As suggested in a comment we may assume that the point $\tilde{x}$ is the origin of coordinates, the coordinates of the other $k+1$ points being $x_0,x_1,\dots x_{k}$. I will assume that the given $k+1$ points span the subspace of dimension $k$ (otherwise the excessive points are removed until the points are linearly independent).

Introducing the vectors $$ v_0=x_0,\quad\forall i=1\dots k:\ v_i=x_i-x_0, $$ an arbitrary point of the subspace defined by $x_i$ can be written as: $$ r=v_0+a_1v_1+\cdots+a_k v_k $$ where $a_i$ are arbitrary real numbers.

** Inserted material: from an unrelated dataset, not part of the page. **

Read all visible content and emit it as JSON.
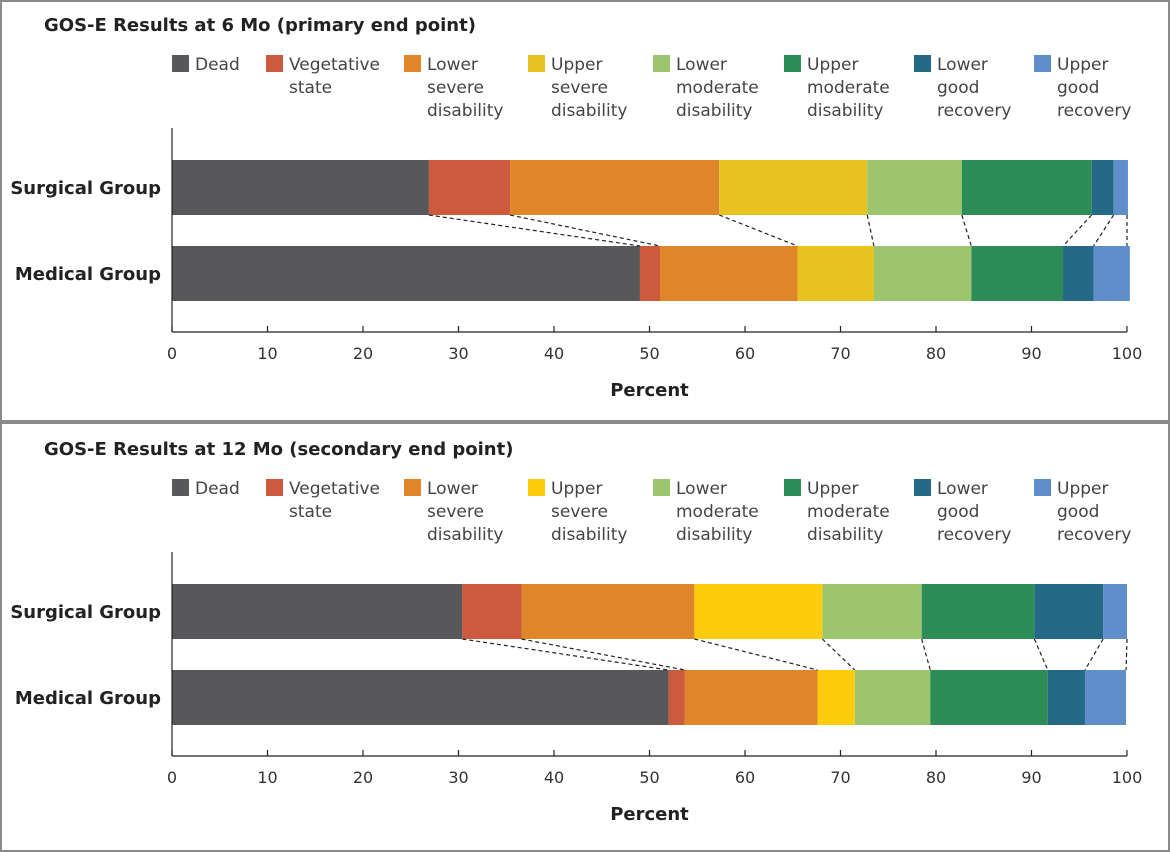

We are seeking the vector $a=(a_1,\dots,a_k)$ which minimizes: $$ r^2=(v_0+a_1v_1+\cdots+a_k v_k)^2=a^T Ua+2a^T V+v_0^2,\tag1 $$ where $U$ is symmetric positive definite matrix with elements $U_{ij}=v_i\cdot v_j$ and $V$ is the vector with elements $V_i=v_0\cdot v_i$. As well known the form (1) is minimized by the vector $$ a=-U^{-1}V. $$ Substituting the value into expression (1) one obtains the squared distance to the subspace: $$ r^2=v_0^2-V^TU^{-1}V.\tag2 $$

Answer 3

Move all points such that the plane of the $x_i$ passes through the origin, e.g., $\tilde{x}_i = x_i - x_0$. Every point $y$ in the new plane can be written as $$ y = \sum_i \alpha_i \tilde{x}_i $$ with any $\alpha_i$. This leaves us with the least-squares problem $$ \|b - A\alpha\|^2 \to \min_\alpha $$ where $A$ is the column-matrix of the $\tilde{x}_i$. This can be solved in multiple ways (SVD, QR, normal equation etc.). One possibility is to create an orthogonal basis in the space, e.g., by (modified) Gram-Schmidt, and project $b - x_0$ onto it.